Impact of SARS-CoV-2 infection on neurodegenerative and neuropsychiatric diseases: a delayed pandemic?Neurologia (Engl Ed). 2020 May; 35(4):245-251.N
SARS-CoV-2 was first detected in December 2019 in the Chinese city of Wuhan and has since spread across the world. At present, the virus has infected over 1.7 million people and caused over 100 000 deaths worldwide. Research is currently focused on understanding the acute infection and developing effective treatment strategies. In view of the magnitude of the epidemic, we conducted a speculative review of possible medium- and long-term neurological consequences of SARS-CoV-2 infection, with particular emphasis on neurodegenerative and neuropsychiatric diseases of neuroinflammatory origin, based on the available evidence on neurological symptoms of acute SARS-CoV-2 infection.
We systematically reviewed the available evidence about the pathogenic mechanisms of SARS-CoV-2 infection, the immediate and lasting effects of the cytokine storm on the central nervous system, and the consequences of neuroinflammation for the central nervous system.

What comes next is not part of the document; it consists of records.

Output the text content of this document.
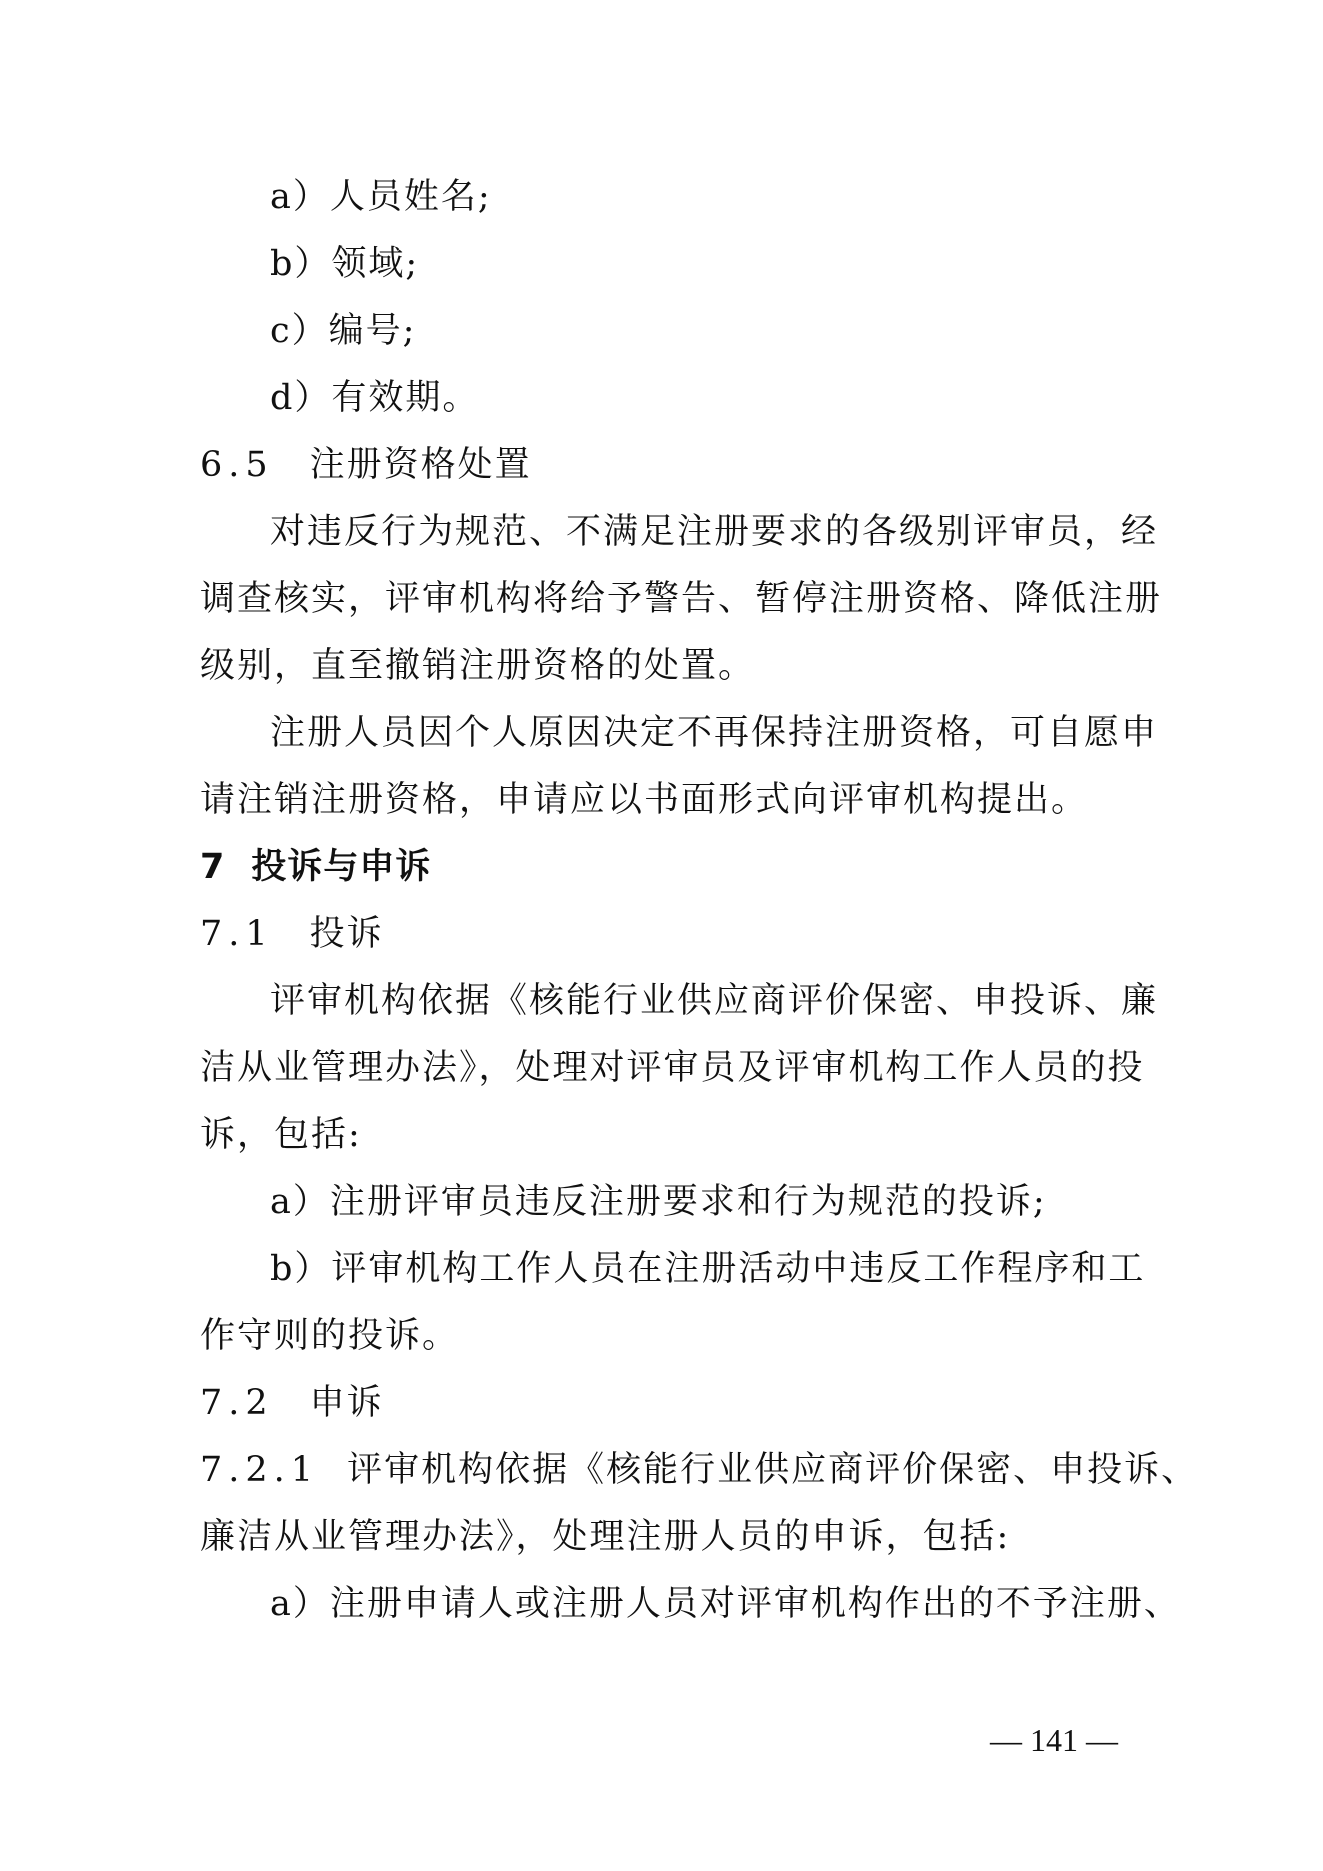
a）人员姓名;
b）领域;
c）编号;
d）有效期。
6.5 注册资格处置
对违反行为规范、不满足注册要求的各级别评审员，经
调查核实，评审机构将给予警告、暂停注册资格、降低注册
级别，直至撤销注册资格的处置。
注册人员因个人原因决定不再保持注册资格，可自愿申
请注销注册资格，申请应以书面形式向评审机构提出。
7 投诉与申诉
7.1 投诉
评审机构依据《核能行业供应商评价保密、申投诉、廉
洁从业管理办法》，处理对评审员及评审机构工作人员的投
诉，包括:
a）注册评审员违反注册要求和行为规范的投诉;
b）评审机构工作人员在注册活动中违反工作程序和工
作守则的投诉。
7.2 申诉
7.2.1 评审机构依据《核能行业供应商评价保密、申投诉、
廉洁从业管理办法》，处理注册人员的申诉，包括:
a）注册申请人或注册人员对评审机构作出的不予注册、
— 141 —
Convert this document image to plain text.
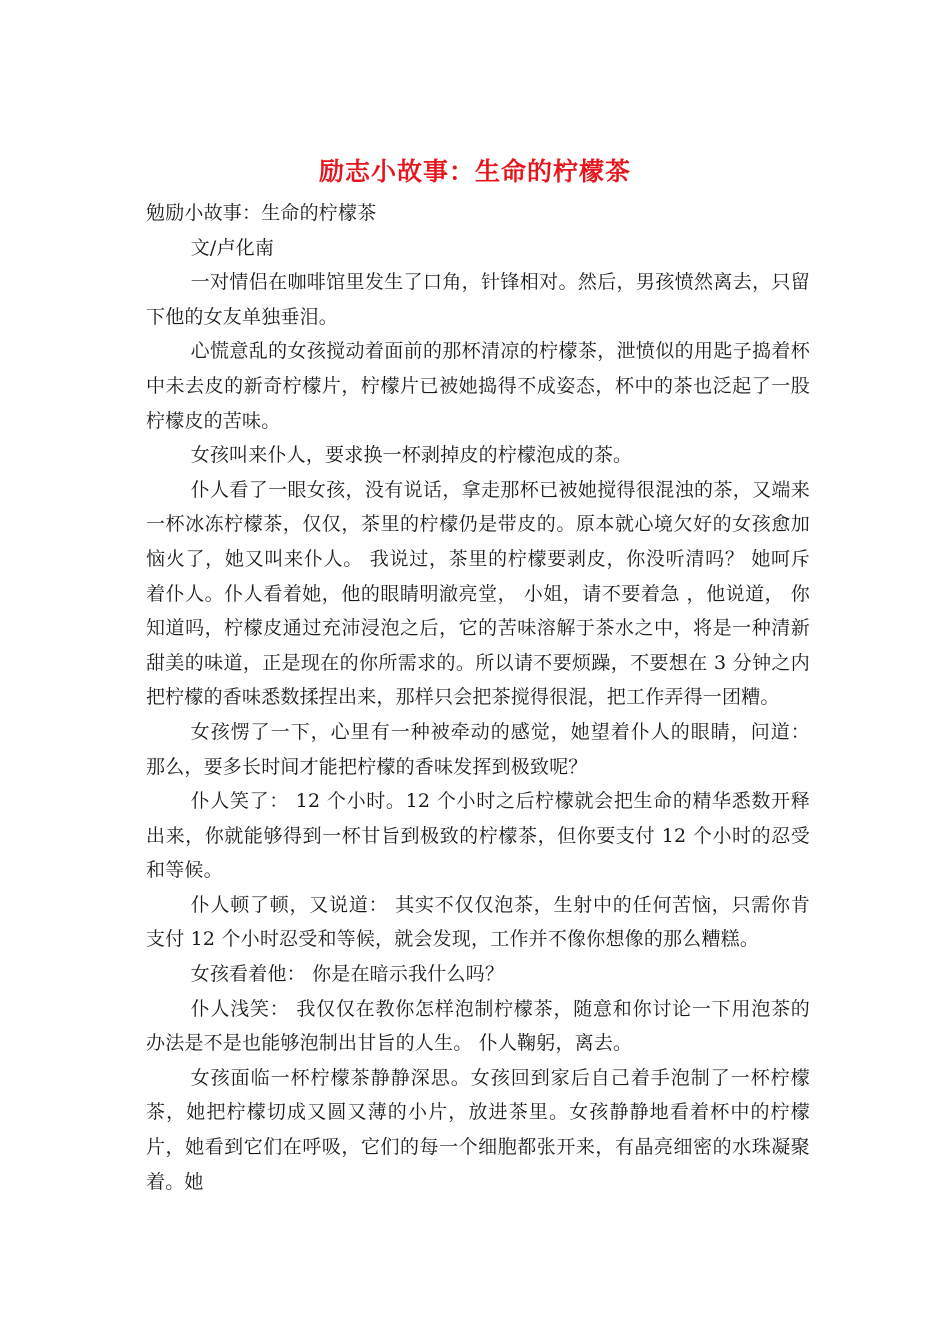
励志小故事：生命的柠檬茶

勉励小故事：生命的柠檬茶

文/卢化南

一对情侣在咖啡馆里发生了口角，针锋相对。然后，男孩愤然离去，只留下他的女友单独垂泪。

心慌意乱的女孩搅动着面前的那杯清凉的柠檬茶，泄愤似的用匙子捣着杯中未去皮的新奇柠檬片，柠檬片已被她捣得不成姿态，杯中的茶也泛起了一股柠檬皮的苦味。

女孩叫来仆人，要求换一杯剥掉皮的柠檬泡成的茶。

仆人看了一眼女孩，没有说话，拿走那杯已被她搅得很混浊的茶，又端来一杯冰冻柠檬茶，仅仅，茶里的柠檬仍是带皮的。原本就心境欠好的女孩愈加恼火了，她又叫来仆人。 我说过，茶里的柠檬要剥皮，你没听清吗？ 她呵斥着仆人。仆人看着她，他的眼睛明澈亮堂， 小姐，请不要着急 ，他说道， 你知道吗，柠檬皮通过充沛浸泡之后，它的苦味溶解于茶水之中，将是一种清新甜美的味道，正是现在的你所需求的。所以请不要烦躁，不要想在 3 分钟之内把柠檬的香味悉数揉捏出来，那样只会把茶搅得很混，把工作弄得一团糟。

女孩愣了一下，心里有一种被牵动的感觉，她望着仆人的眼睛，问道： 那么，要多长时间才能把柠檬的香味发挥到极致呢？

仆人笑了： 12 个小时。12 个小时之后柠檬就会把生命的精华悉数开释出来，你就能够得到一杯甘旨到极致的柠檬茶，但你要支付 12 个小时的忍受和等候。

仆人顿了顿，又说道： 其实不仅仅泡茶，生射中的任何苦恼，只需你肯支付 12 个小时忍受和等候，就会发现，工作并不像你想像的那么糟糕。

女孩看着他： 你是在暗示我什么吗？

仆人浅笑： 我仅仅在教你怎样泡制柠檬茶，随意和你讨论一下用泡茶的办法是不是也能够泡制出甘旨的人生。 仆人鞠躬，离去。

女孩面临一杯柠檬茶静静深思。女孩回到家后自己着手泡制了一杯柠檬茶，她把柠檬切成又圆又薄的小片，放进茶里。女孩静静地看着杯中的柠檬片，她看到它们在呼吸，它们的每一个细胞都张开来，有晶亮细密的水珠凝聚着。她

SARS-CoV-2 is a neuroinvasive virus capable of triggering a cytokine storm, with persistent effects in specific populations. Although our hypothesis is highly speculative, the impact of SARS-CoV-2 infection on the onset and progression of neurodegenerative and neuropsychiatric diseases of neuroinflammatory origin should be regarded as the potential cause of a delayed pandemic that may have a major public health impact in the medium to long term. Cognitive and neuropsychological function should be closely monitored in COVID-19 survivors.